The song is the testimony of a backslider, living in the hope of repentance, redemption, and a chance to start over. Hank Williams did a lot of backsliding in his short life. One might even say he was backsliding all the while. He was raised in the Baptist church where his mother was the organist, but as an adult he did not talk about his faith, and gave little evidence of trying to live it. But he sure could sing about the power of faith in Jesus, as he did in this wonderful song. Whether he was expressing what was in his heart, or just writing words he thought might be popular enough to be another hit, only God knows.
Matthew 4:16 says, “The people who walked in darkness have seen a great light; on those living in the land of the shadow of death, a light has dawned.” “I Saw the Light” begins with these words: “I wandered so aimless, life filled with sin, I wouldn’t let my dear Savior in; then Jesus came like a stranger in the night, Praise the Lord, I saw the light.” Then in the refrain, Williams sings: “No more darkness, no more night… no sorrow in sight, I saw the light.” That sounds a lot like Matthew 4:16 (which is quoting a prophecy in Isaiah 9:2).
There are several more Bible references in the short song.
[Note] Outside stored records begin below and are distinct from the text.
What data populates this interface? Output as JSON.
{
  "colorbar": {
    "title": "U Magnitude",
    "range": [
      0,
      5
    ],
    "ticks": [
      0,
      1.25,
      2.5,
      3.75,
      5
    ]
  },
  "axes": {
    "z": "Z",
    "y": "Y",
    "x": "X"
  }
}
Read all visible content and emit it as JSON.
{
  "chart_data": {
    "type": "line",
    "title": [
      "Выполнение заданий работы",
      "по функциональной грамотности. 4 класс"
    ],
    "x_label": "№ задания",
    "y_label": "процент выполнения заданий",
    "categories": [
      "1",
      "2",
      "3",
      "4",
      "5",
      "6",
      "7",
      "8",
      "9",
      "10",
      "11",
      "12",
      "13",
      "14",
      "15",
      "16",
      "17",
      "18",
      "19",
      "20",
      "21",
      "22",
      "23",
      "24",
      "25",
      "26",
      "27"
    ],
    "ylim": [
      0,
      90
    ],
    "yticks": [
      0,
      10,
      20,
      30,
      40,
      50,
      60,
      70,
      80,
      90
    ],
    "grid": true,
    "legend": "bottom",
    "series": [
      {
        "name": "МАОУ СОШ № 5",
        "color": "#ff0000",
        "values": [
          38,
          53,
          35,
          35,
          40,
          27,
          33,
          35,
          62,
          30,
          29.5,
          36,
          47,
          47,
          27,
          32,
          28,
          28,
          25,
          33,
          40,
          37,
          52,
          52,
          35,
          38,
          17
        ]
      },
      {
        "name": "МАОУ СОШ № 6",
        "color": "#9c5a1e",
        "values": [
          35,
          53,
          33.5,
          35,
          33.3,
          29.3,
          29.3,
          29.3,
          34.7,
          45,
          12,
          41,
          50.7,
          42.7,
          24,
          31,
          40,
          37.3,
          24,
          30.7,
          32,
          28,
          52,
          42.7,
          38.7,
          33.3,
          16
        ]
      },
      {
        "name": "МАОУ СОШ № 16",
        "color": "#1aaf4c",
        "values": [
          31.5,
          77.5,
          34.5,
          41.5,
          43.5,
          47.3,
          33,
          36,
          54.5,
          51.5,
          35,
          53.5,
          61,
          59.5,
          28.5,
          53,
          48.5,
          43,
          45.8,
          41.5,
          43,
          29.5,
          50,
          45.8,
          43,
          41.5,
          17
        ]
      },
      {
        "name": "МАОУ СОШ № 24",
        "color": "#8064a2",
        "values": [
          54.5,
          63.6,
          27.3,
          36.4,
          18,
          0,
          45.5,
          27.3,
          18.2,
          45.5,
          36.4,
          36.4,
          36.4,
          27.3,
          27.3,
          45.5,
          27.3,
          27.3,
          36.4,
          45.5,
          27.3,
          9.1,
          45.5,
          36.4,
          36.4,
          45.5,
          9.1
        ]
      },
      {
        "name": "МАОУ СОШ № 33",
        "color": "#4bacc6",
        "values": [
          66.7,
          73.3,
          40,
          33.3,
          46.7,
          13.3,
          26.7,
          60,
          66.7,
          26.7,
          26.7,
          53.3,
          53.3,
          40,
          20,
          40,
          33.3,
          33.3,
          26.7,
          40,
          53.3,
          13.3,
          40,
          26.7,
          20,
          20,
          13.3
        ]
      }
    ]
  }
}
First, there is the part about Jesus coming as a stranger in the night. The Bible actually says ‘thief in the night,’ and that you will find in Matthew 24 and I Thessalonians 5. In Revelation 22 we find the phrase “there will be no more night.” In verse two, Williams sings about how he was, “Just like the blind man that God gave back his sight, praise the Lord, I saw the light.” That’s in John chapter nine. In the last verse there is a reference to the words of Jesus in Matthew chapter 7 when it says “straight is the gate and narrow the way.” And the main reference to the image of light that is used in the song is in John 8:12, where Jesus said: “I am the light of the world. Whoever follows me will never walk in darkness, but will have the light of life.” That’s eight Bible references in three verses—not bad for a backslider. Williams spent much of his life in the darkness, not only with his drug and alcohol abuse, but also because of his lying, infidelity, irresponsibility, lack of loyalty, lack of faith, arrogance, and quick temper. But it is clear he did know his Bible and he did know about Jesus. We can only hope that somewhere along the line he really did what he sang about in verse one, and “let his dear Savior in.”
Have seen the light? Do you know what it means to walk in darkness, and to live in the land of the shadow of death? Do you know what that is like? And if so, are you familiar with the experience described by Matthew to have seen a great light, or, to have the light dawn in your life? Do you know what that is like? What is this darkness? What is this light? And what does it look like in one’s life? What does it mean to say that Jesus is the light of the world? (continued…)
Lord Jesus Christ, Son of the Living God, have mercy on me, a poor sinner. Amen.